Die Kirche ist ein Wirtschaftsfaktor
Pongauer Pfarrer machen sich keine Illusionen: „Städtische Entwicklungen treffen auch uns.“
Mit welchen Problemen und Entwicklungen sieht sich ein Landpfarrer konfrontiert? Das BEZIRKSBLATT im Gespräch mit den beiden obersten Geistlichen des Bezirks: Dechant Alois Dürlinger und Dechant Christian Schreilechner.
BEZIRKSBLATT: So zeigt sich der katholische Glaube im Pongau in Zahlen: Trauungen: 107, Kirchenaustritte: 626, Taufen: 315. Wie bewerten Sie die Situation im Bezirk?
DÜRLINGER: Bei uns im Pongau zeigt sich die Situation zwar besser als in der Stadt, aber wir dürfen uns keine Illusionen machen. Die städtischen gesellschaftlichen Entwicklungen treffen zeitverzögert auch am Land ein. Nur noch zehn Prozent der Gemeindemitglieder sind z.B. am Sonntag in der Kirche anzutreffen. Unsere Zahlen werden denen der Stadt in geraumer Zeit ähnlich werden.
SCHREILECHNER: Ich sehe, dass bei uns Tradition und Religion wie auch Glaube und Institution auseinanderdriften. Die Menschen im Pongau sind gläubig, praktizieren den Glauben aber nicht mehr nur in den Kirchen.
BB: Hat der „katholische Pongau“ Probleme, nachkommende Pfarrer zu finden?
DÜRLINGER: Ja, das Problem ist so ausgeprägt, dass nicht jede Pfarre mit einem Pfarrer versorgt werden kann.
SCHREILECHNER: Es gäbe genügend interessierte, engagierte und qualifizierte Menschen, die man aber aufgrund der Strukturen nicht dort einsetzen darf, wo man sie brauchen würde – ich spreche konkret von Frauen und verheirateten bzw. geschiedenen Männern.
BB: Bedeutet das, eine Reformation in der Kirche wäre notwendig?
DÜRLINGER: Die Kirche hat bekanntlich Angst vor Veränderungen. Aber bevor in Gemeinden nicht länger Messen gehalten werden können, muss ein Umdenken stattfinden.

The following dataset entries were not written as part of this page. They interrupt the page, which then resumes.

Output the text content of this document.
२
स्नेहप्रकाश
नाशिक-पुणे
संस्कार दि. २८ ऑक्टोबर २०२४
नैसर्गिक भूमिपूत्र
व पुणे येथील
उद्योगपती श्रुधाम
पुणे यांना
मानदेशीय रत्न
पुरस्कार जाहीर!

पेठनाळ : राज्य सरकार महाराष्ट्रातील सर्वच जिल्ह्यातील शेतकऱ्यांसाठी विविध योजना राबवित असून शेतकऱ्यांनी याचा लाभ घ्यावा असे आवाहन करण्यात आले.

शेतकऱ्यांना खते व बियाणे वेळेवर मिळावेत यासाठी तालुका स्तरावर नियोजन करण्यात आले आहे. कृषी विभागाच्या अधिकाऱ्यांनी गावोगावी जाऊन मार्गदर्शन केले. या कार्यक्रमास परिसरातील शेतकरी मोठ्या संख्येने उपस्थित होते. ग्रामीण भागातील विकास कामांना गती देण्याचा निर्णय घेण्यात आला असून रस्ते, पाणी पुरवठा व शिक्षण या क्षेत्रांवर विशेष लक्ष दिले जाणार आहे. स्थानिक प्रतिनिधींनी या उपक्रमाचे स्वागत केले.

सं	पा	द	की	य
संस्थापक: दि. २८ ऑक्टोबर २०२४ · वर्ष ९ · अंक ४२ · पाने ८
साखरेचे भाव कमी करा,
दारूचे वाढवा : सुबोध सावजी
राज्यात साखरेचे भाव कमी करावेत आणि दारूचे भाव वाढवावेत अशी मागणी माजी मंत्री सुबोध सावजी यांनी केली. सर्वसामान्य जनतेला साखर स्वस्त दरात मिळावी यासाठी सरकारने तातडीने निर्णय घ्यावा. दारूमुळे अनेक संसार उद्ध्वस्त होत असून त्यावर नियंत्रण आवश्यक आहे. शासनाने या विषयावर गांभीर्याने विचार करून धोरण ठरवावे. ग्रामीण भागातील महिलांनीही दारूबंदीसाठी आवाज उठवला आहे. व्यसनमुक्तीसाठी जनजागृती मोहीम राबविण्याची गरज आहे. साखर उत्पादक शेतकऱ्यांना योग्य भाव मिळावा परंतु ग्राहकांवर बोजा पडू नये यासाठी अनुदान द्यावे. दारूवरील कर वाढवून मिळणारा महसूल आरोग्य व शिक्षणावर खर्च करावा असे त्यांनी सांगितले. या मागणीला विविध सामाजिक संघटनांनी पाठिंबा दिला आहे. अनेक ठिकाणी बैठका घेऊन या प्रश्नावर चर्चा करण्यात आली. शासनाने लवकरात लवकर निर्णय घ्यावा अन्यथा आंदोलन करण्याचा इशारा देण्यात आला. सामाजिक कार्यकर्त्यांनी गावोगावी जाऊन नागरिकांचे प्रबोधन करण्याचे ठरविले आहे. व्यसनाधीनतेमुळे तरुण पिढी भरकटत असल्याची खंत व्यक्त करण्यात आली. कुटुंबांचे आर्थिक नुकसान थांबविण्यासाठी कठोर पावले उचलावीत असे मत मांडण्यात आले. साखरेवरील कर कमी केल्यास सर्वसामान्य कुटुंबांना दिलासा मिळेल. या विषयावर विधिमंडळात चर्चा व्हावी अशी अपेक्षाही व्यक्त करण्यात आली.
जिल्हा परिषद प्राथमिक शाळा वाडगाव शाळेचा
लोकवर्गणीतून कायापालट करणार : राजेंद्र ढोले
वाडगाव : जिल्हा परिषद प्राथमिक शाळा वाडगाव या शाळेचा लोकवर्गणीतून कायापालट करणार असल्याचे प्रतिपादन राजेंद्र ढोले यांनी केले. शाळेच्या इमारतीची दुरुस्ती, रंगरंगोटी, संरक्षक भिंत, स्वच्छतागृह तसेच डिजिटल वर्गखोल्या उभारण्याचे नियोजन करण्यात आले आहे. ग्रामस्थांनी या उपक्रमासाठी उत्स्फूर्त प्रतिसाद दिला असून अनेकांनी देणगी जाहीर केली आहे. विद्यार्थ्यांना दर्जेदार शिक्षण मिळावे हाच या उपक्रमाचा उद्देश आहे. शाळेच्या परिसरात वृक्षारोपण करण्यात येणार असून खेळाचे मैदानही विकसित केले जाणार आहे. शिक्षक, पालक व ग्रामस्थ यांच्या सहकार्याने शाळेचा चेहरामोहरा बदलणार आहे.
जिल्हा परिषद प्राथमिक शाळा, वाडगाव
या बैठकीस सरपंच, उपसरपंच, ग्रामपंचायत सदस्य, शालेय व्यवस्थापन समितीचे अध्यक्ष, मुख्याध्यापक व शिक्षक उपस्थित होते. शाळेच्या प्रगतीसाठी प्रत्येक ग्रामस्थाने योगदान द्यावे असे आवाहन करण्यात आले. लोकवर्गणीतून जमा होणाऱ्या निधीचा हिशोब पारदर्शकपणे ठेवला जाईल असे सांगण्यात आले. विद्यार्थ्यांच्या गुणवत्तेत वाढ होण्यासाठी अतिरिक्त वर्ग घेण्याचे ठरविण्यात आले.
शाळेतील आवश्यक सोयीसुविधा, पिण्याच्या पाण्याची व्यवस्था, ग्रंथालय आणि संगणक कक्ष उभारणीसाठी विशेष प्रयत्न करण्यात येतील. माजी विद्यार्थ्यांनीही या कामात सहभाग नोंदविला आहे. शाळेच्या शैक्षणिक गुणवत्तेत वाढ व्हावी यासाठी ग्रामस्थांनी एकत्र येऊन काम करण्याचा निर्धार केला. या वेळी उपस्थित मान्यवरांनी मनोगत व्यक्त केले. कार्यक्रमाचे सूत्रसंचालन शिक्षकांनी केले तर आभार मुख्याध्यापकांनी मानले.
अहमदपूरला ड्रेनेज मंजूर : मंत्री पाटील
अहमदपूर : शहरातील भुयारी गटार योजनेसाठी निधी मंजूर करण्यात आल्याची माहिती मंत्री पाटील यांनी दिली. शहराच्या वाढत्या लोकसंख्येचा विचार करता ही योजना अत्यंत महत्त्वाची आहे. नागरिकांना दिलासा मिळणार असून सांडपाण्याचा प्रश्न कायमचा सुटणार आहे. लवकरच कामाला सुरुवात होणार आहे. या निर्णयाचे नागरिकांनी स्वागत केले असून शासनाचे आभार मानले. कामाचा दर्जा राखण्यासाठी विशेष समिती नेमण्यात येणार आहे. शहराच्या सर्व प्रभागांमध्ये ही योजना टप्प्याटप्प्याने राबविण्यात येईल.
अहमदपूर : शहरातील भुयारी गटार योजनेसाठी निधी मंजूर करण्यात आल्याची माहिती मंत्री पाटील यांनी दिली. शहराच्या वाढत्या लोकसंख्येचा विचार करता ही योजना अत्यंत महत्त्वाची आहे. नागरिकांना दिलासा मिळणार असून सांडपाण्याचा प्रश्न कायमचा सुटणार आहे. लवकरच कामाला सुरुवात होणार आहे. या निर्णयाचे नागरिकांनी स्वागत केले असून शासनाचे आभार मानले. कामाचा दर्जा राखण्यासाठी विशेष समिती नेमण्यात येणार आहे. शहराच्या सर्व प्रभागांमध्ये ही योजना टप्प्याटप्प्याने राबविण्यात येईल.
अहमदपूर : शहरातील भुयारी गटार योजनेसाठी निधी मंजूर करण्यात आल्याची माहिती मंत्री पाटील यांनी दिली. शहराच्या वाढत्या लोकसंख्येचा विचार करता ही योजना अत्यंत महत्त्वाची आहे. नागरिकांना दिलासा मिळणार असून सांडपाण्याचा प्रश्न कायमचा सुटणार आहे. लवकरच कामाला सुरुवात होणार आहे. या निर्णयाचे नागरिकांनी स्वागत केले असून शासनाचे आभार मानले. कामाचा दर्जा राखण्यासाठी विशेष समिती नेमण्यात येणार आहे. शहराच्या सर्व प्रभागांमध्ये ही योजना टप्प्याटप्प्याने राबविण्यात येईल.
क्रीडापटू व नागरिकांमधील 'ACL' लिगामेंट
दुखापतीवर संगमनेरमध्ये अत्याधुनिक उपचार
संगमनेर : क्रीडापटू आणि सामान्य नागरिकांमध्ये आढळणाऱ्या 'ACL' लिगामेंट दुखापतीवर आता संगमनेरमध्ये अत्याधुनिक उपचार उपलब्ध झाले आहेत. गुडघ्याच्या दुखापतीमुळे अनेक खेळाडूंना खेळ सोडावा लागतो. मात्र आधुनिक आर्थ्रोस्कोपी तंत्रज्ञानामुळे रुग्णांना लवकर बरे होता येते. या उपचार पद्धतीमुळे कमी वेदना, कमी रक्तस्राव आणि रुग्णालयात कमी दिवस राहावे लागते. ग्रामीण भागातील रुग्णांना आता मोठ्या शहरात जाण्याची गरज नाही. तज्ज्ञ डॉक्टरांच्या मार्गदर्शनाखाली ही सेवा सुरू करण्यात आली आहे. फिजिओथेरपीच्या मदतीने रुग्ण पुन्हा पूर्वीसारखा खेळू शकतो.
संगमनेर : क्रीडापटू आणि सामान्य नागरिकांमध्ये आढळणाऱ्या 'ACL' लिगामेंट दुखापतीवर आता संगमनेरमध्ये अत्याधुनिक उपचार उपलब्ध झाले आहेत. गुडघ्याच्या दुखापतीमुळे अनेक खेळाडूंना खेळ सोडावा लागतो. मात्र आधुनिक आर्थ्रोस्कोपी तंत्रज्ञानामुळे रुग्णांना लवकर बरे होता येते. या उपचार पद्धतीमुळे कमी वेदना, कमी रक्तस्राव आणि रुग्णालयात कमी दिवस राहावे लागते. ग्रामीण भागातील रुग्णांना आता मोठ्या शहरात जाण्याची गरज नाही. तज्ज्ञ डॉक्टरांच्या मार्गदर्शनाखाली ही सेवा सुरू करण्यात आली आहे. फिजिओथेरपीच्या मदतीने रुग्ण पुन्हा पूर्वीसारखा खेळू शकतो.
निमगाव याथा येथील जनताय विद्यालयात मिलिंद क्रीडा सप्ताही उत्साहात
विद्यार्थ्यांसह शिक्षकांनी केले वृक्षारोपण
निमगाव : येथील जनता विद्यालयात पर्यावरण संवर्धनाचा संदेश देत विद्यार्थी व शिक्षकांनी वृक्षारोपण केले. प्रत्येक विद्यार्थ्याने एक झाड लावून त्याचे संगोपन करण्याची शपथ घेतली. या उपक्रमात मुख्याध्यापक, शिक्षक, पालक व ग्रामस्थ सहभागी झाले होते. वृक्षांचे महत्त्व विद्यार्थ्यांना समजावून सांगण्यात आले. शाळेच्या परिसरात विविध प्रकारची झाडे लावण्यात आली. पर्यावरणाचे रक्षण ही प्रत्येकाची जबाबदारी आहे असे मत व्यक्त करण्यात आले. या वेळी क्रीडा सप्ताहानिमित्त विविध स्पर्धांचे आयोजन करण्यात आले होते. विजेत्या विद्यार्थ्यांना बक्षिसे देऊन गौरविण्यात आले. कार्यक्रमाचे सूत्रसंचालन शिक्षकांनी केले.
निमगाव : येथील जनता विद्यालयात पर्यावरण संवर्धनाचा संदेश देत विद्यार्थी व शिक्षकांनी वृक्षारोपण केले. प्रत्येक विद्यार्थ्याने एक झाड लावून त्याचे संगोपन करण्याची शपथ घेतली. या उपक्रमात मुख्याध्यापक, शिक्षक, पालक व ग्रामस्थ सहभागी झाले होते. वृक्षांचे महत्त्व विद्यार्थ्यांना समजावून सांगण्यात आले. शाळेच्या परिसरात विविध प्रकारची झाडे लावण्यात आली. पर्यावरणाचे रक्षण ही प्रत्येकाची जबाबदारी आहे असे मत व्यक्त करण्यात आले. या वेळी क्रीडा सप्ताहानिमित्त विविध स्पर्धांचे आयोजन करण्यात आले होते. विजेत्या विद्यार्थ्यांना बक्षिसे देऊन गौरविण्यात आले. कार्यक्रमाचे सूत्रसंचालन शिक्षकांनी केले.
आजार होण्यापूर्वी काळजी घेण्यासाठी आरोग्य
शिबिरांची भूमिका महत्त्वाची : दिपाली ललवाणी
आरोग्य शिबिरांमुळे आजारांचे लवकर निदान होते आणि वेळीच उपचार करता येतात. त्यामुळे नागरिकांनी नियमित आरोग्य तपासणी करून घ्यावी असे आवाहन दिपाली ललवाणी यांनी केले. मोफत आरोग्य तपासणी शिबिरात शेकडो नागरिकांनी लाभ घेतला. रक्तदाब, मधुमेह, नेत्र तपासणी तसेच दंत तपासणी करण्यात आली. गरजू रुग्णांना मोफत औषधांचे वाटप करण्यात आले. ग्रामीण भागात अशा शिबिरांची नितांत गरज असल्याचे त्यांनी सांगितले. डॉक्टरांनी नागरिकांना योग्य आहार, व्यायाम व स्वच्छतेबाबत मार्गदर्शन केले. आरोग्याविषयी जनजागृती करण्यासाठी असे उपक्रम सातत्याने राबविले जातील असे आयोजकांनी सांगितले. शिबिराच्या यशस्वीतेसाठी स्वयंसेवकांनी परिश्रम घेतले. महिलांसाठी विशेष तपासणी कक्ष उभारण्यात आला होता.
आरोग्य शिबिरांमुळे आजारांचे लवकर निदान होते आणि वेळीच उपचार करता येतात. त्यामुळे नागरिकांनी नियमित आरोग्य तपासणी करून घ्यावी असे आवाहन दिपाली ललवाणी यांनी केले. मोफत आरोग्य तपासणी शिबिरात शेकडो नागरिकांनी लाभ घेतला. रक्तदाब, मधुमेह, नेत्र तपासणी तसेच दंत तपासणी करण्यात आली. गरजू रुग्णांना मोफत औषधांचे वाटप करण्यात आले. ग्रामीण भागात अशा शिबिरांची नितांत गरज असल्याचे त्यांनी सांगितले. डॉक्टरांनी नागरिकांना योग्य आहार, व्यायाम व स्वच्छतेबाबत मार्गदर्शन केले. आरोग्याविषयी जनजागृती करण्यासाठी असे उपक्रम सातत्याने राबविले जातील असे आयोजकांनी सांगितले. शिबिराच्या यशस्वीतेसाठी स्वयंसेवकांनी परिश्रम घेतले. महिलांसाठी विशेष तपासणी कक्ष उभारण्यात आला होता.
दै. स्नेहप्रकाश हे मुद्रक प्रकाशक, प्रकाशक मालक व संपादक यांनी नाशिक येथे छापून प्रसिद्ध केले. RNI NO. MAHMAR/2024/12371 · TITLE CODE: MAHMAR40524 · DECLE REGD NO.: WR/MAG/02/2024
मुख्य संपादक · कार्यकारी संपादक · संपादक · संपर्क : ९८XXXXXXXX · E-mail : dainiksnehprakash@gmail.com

BB: Auch im Pongau steigt die Zahl an Menschen mit Migrationshintergrund sowie das Interesse vieler Pongauer an esoterischen Strömungen. Sehen Sie das als Bedrohung für den katholischen Glauben?
SCHREILECHNER: Ich empfinde andere Glaubensströmungen als Herausforderung, nicht als Konkurrenz und versuche ihnen wohlwollend gegenüberzutreten. Wenn ich höre, dass Menschen klagen, der Islam würde bald die Überhand gewinnen, erwidere ich, dass ein Überleben des Christentums nur möglich ist, wenn es von seinen Mitgliedern lebendig gelebt wird.
BB: Im Pongau hatten wir 626 Kirchenaustritte im Jahr 2010, welche finanziellen Probleme ergeben sich daraus?
DÜRLINGER: Der Erhalt der Kirchen wird eine schwer zu bewältigende Aufgabe werden. Eine Ersatzleistung, wie zum Beispiel die Kultursteuer, wäre notwendig.
BB: Stichwort: Kirche als Wirtschaftsfaktor im Pongau...
SCHREILECHNER: Die Kirche gibt viele wirtschaftliche Impulse, vor allem auch in unseren kleinen Gemeinden. Die Gastronomie und beinahe jedes Geschäft profitiert von den kirchlichen Feiern und Festen – man denke an Weihnachten, Ostern, Taufen, Hochzeiten etc. Auch viele Ferien richten sich nach dem kirchlichen Jahresfestkreis und was machen die Menschen? Sie Fahren in den Osterferien in die Therme oder den Europark und gehen in den Weihnachtsferien Skifahren.